Катя стоит во дворе своего дома и ждёт папу.
А пока ждёт – аккуратно ломает носком ботинка тончайшие «сахарные» льдинки, с наслаждением слушает эти их тончайшие всхлипы, хрусткие вздохи... ахи и охи... и сама вздыхает – вдыхает волнующий и ни с каким другим не сравнимый запах – запах талой земли. Это она дышит «свежим воздушком» – очень свежим, совсем весенним уже.

Здесь же стоит мальчик. Этого мальчика, кажется, видела она раньше в яслях – только, кажется, в другой группе. Но она не знает, как его зовут.
На мальчике коричневое пальто и чёрная шапка. А в руках у него конфета. Большая и длинная, в плотной жёлтой обёртке в тёмно-коричневую крапинку.
Мальчик аккуратно надрывает обёртку и снимает её, по частям стягивая вниз... – внутри конфета оказывается нежно-нежно-жёлтой, кремовой... наверное, она очень вкусная... – и откусывает маленький её кусочек.

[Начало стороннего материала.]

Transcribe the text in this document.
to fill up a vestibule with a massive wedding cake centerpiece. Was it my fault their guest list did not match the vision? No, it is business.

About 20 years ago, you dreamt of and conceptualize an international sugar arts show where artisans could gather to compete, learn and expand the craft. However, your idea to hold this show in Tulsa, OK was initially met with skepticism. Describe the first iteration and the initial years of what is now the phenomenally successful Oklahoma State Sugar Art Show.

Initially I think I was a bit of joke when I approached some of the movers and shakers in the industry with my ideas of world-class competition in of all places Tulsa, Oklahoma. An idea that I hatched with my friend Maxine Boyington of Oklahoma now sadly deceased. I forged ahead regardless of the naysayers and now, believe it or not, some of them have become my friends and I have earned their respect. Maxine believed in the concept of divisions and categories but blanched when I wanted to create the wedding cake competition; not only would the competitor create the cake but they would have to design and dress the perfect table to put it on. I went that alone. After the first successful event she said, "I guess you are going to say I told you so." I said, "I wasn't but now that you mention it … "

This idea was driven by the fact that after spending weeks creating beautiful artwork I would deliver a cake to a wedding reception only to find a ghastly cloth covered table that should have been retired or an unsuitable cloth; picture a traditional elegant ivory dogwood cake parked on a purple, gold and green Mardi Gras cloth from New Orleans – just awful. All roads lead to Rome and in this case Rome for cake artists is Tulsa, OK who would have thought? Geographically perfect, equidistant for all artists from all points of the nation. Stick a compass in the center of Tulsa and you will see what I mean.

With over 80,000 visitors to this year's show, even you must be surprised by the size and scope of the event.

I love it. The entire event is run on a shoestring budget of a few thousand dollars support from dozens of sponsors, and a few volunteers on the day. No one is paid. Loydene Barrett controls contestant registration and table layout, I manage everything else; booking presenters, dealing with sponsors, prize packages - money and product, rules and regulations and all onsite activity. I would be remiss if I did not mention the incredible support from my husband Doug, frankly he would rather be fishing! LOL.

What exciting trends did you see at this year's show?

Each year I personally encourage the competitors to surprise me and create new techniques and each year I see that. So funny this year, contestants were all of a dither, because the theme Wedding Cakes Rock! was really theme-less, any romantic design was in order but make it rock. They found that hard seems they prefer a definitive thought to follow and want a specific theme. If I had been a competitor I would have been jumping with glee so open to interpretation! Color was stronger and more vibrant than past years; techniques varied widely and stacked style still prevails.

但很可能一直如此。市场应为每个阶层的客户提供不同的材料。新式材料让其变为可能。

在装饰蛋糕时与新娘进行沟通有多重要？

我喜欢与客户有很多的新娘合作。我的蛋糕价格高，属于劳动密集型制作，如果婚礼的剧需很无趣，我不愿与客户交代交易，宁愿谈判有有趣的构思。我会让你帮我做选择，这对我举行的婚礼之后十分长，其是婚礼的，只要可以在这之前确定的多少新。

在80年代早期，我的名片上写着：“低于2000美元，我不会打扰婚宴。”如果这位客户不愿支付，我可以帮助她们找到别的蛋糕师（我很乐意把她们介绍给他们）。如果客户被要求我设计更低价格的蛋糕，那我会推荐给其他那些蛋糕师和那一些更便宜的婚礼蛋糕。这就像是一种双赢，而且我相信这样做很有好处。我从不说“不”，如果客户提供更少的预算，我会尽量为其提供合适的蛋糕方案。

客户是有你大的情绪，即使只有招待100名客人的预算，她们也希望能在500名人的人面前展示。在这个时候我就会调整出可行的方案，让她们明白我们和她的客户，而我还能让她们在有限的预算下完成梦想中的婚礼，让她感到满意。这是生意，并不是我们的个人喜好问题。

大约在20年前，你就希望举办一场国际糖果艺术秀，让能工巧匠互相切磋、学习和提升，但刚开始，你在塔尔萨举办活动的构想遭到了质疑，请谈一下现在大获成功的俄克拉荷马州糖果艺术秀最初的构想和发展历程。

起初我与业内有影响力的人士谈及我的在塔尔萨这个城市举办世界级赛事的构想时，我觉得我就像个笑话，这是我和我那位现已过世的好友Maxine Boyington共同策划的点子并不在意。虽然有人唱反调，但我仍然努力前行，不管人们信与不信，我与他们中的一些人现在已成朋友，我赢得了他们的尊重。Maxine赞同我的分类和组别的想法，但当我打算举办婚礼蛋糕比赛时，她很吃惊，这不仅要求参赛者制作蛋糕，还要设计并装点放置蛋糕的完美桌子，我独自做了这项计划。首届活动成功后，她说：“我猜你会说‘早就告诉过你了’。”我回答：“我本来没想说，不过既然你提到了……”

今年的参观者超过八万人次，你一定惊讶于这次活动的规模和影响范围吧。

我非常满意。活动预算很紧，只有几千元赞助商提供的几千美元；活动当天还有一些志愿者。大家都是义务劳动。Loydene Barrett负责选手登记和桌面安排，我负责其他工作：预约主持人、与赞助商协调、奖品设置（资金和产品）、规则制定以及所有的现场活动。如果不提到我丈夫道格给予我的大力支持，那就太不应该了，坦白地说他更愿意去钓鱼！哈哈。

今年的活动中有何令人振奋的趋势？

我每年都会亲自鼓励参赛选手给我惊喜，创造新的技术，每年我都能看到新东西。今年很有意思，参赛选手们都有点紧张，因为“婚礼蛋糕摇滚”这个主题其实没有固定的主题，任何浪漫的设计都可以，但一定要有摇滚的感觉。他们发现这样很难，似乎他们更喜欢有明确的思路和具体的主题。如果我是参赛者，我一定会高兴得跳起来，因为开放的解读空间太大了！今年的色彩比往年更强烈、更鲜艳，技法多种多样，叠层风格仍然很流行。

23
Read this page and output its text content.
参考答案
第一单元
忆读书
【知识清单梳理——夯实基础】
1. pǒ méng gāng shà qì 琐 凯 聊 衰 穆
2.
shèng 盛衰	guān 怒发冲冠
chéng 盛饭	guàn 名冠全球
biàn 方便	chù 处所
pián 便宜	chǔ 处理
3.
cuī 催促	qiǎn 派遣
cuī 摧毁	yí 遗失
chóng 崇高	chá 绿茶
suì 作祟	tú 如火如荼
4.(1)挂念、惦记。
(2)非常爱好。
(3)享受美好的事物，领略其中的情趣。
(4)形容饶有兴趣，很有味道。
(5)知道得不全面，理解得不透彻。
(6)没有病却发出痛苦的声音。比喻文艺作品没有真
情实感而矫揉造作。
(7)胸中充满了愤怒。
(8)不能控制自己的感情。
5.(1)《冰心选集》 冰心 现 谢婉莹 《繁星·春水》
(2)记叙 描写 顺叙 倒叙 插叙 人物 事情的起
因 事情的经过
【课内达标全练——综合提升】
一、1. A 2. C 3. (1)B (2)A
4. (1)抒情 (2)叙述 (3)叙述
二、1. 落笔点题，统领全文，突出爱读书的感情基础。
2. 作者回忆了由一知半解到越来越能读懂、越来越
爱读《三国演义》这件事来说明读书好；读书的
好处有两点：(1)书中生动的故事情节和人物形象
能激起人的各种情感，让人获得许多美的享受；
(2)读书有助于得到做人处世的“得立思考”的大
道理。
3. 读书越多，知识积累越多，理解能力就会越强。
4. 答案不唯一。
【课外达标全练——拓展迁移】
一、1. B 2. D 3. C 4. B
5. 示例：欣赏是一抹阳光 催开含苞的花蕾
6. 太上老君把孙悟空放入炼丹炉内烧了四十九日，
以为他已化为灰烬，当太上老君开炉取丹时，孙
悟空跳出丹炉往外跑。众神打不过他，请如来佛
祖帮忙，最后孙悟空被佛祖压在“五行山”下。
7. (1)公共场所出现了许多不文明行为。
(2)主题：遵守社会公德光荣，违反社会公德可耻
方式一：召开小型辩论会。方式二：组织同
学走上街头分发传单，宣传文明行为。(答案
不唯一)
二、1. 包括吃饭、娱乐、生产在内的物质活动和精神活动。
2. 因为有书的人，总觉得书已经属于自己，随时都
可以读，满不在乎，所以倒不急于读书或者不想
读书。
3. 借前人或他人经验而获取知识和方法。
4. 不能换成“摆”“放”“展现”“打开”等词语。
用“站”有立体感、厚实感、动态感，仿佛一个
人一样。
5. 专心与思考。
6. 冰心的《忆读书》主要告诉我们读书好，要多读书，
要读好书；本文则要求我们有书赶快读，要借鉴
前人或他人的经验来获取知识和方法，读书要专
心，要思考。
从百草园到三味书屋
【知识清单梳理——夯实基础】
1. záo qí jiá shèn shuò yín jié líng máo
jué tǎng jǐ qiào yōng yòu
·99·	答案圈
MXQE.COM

Катя бросает свои льдинки и подходит, почти подбегает, к мальчику.
– Ой! Какая у тебя конфета! – восклицает восхищённо.
Никогда раньше не видела она таких конфет.
– Это не конфета, – отвечает мальчик.
Он очень серьёзен.
– А что же это? – удивляется Катя.
– Это...
И тут он говорит Кате, как называется эта самая конфета-не конфета. Какое-то новое, незнакомое совсем, но очень простое слово.
– А-а-а-а... – «понимает» Катя.
Ей немного стыдно оттого, что она не знает таких простых вещей. И тем не менее решается попросить:
– А дай попробовать...
А вдруг даст? Конфета ведь – вон какая большая...
Но нет:
– Не могу. Это мне бабушка дала. Чтобы я ел.
– А-а-а-а... – снова «понимающе» тянет Катя.
Теперь ей сделалось как-то совсем неудобно.
А тут ещё и бабушка мальчика подошла и, недобро глянув на Катю тёмными (на тёмном же – желтовато-морщинистом лице) глазами, взяла внука за руку и молча повела прочь.

Но как раз в этот момент из подъезда вышел Катин папа.
Вот и хорошо: сейчас он купит Кате такую же точно... такой же точно... этот... как его?..
Ах, да! Батон! Точно, батон. Бывают маленькие коротенькие коричневенькие и тёмненькие батончики, в тонкой обёртке, а этот – большой, длинный, светлый и в обёртке толстой – значит, батон. Вот его-то она у папы сейчас и попросит. И папа ей его купит. Ведь раз бабушка своему мальчику купила, то и ей папа купит. Они же, батоны эти, наверняка продаются во всех магазинах. Просто Катя не знала.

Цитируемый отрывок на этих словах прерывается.